Yes, I have a history of just one, but having a biological child is a miracle that many DES Daughters don’t have the opportunity to experience. And because I was able to carry my 5-year-old son to his due date, although I was dilated starting at 27 weeks, and because he stretched out my DES (diethlystilbestrol)-induced T-shaped uterus while he was in utero, I felt confident that, if I could get pregnant, I could carry another child to term.

This time around, I admit that I’ve alternated between feeling blessed and cursed, because, rather than have premature dilation and labor as I did with my son, my cervix is long and closed—even at 36 weeks—but instead I lost one of my twins, and I’ve suffered from placenta previa.

But I don’t have placenta previa any more, and it’s rare for it to rectify itself in the third trimester. And if I can make it until Friday, I’m at term. Just four more days, and I’m at term.

  1. marciaellis
    March 29th, 2010 at 19:57
    Reply | Quote | #1

    Hang in there, Mary Katherine!! So excited for you that your placenta previa has recified itself….my Caroline was born at 36 weeks and was 5 lbs 15 ozs! Healthy as a horse! Make sure if you decide to go vaginal that they get your epidural on board first, our DES exposed cervixes dilate very quickly(mine 15 minutes after my doctor induced me by breaking my water). He wanted to induce me in case that would happen! Just a word of advice from your fellow DES exposed friend….by the time the epidural kicked in, she was already out! I’m praying for you…can’t wait to hear the happy news:)

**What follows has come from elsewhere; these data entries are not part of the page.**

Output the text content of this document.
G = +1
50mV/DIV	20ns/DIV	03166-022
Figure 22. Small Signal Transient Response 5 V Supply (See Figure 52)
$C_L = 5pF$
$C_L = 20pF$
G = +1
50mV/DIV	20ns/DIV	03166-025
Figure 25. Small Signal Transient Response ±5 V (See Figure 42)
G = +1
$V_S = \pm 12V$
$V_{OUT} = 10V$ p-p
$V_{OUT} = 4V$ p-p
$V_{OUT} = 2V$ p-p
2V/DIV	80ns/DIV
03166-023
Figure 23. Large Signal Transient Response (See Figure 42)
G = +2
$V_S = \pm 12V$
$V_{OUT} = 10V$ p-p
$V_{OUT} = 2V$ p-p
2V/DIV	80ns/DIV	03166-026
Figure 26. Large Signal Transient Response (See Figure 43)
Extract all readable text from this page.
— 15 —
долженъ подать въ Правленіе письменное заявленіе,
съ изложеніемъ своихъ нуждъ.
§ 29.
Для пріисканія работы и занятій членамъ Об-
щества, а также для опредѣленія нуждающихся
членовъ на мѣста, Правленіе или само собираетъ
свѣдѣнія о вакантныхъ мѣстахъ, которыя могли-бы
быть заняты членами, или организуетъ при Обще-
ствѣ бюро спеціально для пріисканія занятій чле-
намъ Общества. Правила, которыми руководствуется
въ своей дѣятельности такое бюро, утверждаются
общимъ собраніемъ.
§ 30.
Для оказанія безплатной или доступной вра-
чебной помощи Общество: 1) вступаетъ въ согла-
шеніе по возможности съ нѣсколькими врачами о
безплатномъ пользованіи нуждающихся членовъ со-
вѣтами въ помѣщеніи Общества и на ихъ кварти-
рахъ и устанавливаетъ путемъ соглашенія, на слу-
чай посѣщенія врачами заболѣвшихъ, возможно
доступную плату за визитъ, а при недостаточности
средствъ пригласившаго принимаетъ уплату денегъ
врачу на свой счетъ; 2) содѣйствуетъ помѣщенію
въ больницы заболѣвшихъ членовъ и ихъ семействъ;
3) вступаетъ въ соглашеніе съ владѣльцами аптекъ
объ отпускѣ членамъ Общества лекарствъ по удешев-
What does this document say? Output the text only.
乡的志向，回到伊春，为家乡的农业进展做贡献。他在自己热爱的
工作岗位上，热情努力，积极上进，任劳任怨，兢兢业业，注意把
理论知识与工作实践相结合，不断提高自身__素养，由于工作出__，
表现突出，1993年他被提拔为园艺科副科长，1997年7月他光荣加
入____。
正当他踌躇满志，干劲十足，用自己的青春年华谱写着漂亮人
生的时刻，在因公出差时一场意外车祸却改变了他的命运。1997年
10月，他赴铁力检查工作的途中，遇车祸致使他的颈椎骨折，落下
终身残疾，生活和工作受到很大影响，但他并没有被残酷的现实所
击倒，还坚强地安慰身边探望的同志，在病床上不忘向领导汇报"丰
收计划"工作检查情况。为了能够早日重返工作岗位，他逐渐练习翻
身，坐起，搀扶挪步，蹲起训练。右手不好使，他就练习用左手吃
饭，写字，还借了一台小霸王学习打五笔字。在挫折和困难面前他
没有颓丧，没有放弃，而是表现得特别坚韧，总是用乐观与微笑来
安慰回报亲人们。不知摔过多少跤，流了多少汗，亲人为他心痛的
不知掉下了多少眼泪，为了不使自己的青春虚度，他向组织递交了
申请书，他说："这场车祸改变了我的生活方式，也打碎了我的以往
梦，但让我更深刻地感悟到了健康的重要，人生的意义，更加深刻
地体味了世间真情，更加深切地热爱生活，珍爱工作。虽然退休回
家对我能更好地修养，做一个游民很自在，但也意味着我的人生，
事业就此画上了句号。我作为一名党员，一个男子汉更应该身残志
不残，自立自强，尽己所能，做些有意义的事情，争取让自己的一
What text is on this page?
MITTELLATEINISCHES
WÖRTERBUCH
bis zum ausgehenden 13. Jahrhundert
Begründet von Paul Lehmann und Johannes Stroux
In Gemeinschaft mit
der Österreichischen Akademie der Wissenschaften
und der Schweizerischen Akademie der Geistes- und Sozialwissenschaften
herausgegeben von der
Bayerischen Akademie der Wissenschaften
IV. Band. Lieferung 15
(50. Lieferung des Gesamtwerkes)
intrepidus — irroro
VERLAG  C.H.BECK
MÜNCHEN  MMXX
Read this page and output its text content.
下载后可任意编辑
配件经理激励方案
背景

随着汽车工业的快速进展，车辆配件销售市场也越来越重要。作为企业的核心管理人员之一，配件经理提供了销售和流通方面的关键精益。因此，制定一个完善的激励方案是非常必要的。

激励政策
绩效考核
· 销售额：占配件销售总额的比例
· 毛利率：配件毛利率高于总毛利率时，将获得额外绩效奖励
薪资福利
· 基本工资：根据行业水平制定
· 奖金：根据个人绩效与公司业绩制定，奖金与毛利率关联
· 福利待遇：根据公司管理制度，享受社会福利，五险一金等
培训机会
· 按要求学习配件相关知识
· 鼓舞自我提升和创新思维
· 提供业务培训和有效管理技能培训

    Marcia from Cincinnati

  2. mk
    March 30th, 2010 at 10:12
    Reply | Quote | #2

    Hi, Marcia:

    My docs think my baby boy is huge already. My 5-year-old son was 9 pounds, 7 ounces on his due date, and we’re only 3 1/2 weeks away from this little guy’s due date, so the head of my practice said he could be close to 9 pounds now.

    Thanks for the advice about epidural timing. It took three epidurals before I had pain relief the first time around, and I don’t want to repeat that experience!